Faktorpräparate bei Hämophilie: wirksam und sicher

Für Menschen mit Hämophilie gibt es heute eine Vielzahl an Präparaten, die die Gerinnungsfähigkeit des Blutes wieder herstellen. Sie unterscheiden sich im jeweils enthaltenen Faktor – zum Beispiel Faktor VIII, IX, Von-Willebrand-Faktor oder auch die Kombination mehrerer Komponenten – in der Art der Herstellung sowie hinsichtlich ihrer Wirkdauer. Was Herstellung und Wirkdauer anbelangt, werden Faktorpräparate in drei Generationen unterteilt:

Die ersten Faktorpräparate

Die ersten Faktorpräparate wurden aus menschlichem Plasma gewonnen, also jenem zellfreien Anteil des Blutes, der Proteine enthält, darunter auch die Gerinnungsfaktoren. Ab den 1960er Jahren stellten diese Präparate einen enormen Fortschritt für die Behandlung der Hämophilie dar. Allerdings wurden auch bald die Nachteile deutlich, denn die Blutspenden wurden damals nicht systematisch auf Krankheitserreger hin untersucht. Die Folge war, dass sich viele Hämophilie-Patienten über kontaminierte Produkte ansteckten. So wurde bereits 1982 der erste Fall einer Infektion mit dem humanen Immunschwäche-Virus HIV durch ein Plasmapräparat bekannt. Ein weiteres großes Problem stellten Infektionen mit dem Hepatitis-C-Virus dar.

Auch heute noch sind Plasmapräparate auf dem Markt, wie beispielsweise ein bewährtes Präparate von Shire zur Behandlung der Hemmkörper-Hämophilie. Allerdings werden die Blutspenden inzwischen systematisch auf Krankheiterreger hin untersucht, weshalb Plasmaprodukte heutzutage sehr sicher sind.

Weiterentwickelte und verbesserte Faktorpräparate

Einen weiteren Meilenstein in der Entwicklung von Faktorpräparaten setzten Forscher Mitte der 1980er Jahre mit der Entschlüsselung des genetischen Bauplans für den Faktor VIII. Mithilfe biotechnologischer Verfahren konnte die genetische Information in tierische Zellen eingeschleust werden, sodass diese die menschlichen Proteine produzierten.
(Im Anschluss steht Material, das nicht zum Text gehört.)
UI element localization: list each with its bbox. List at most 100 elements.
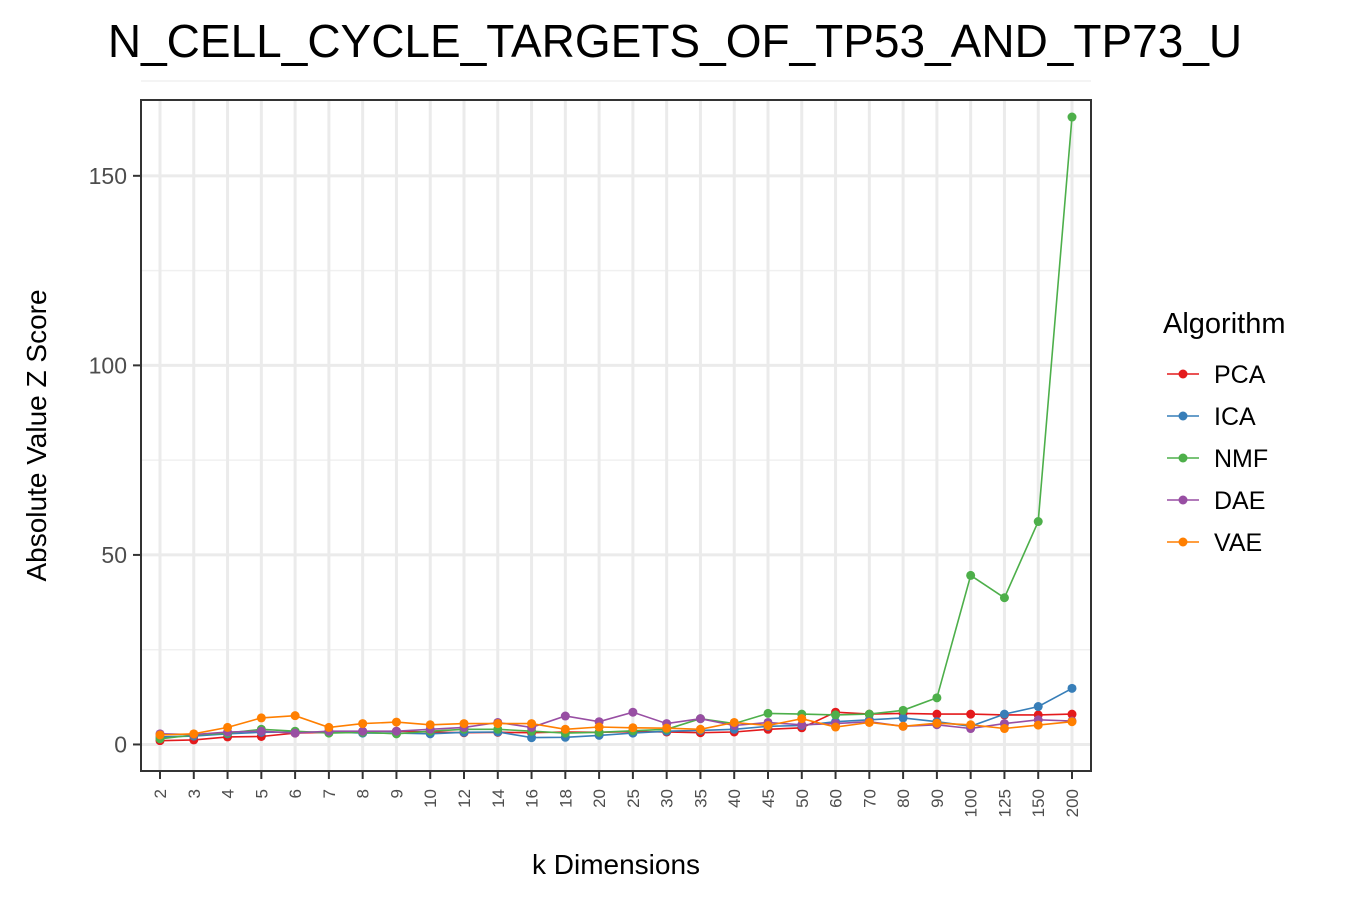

Gerinnungsfaktoren, die mit Hilfe gentechnisch veränderter Organismen gewonnen werden, bezeichnet man als rekombinante Gerinnungsfaktoren. Diese biotechnologisch hergestellten Gerinnungsfaktoren werden unabhängig von menschlichem Blutplasma gewonnen. Das Risiko einer Kontamination mit übertragbaren Krankheitserregern ist demnach deutlich geringer.

Moderne Faktorpräparate mit verlängerter Halbwertszeit und weniger Injektionen

Einen weiteren großen Fortschritt in der Hämophilie-Therapie markieren Faktorpräparate mit verlängerter Halbwertszeit, sogenannte Extended-Half-Life(EHL)Präparate. Die Halbwertszeit ist jene Zeitspanne, nach der von einer ursprünglich im Organismus vorhandenen Faktorkonzentration nur noch die Hälfte übrig ist. Sie ist ausschlaggebend dafür, wie häufig ein Präparat verabreicht werden muss, um einen ausreichend hohen Wirkspiegel zu erhalten. Je kürzer die Halbwertszeit, umso öfter müssen Patienten injizieren, je länger sie ist, umso seltener sind Injektionen notwendig.

Standard-Faktorpräparate haben eine Halbwertszeit, die im Rahmen einer Prophylaxe meist eine drei- bis viermalige Injektion pro Woche erfordern. Was für manche Patienten akzeptabel ist, kann für andere durchaus ein Problem darstellen – etwa weil sie beruflich stark eingebunden sind und die Injektionstermine mit Arbeitszeiten kollidieren. Solche Patienten profitieren daher von EHL-Präparaten, mit denen das Behandlungsintervall verlängert werden kann. Shire hat ein Faktor VIII-Präparat mit verlängerter Halbwertszeit entwickelt, das nur noch zwei Mal pro Woche injiziert werden muss. Auf diese Weise kann die Prophylaxe noch besser an die Lebensumstände und Bedürfnisse der Patienten angepasst und die Akzeptanz der Therapie verbessert werden.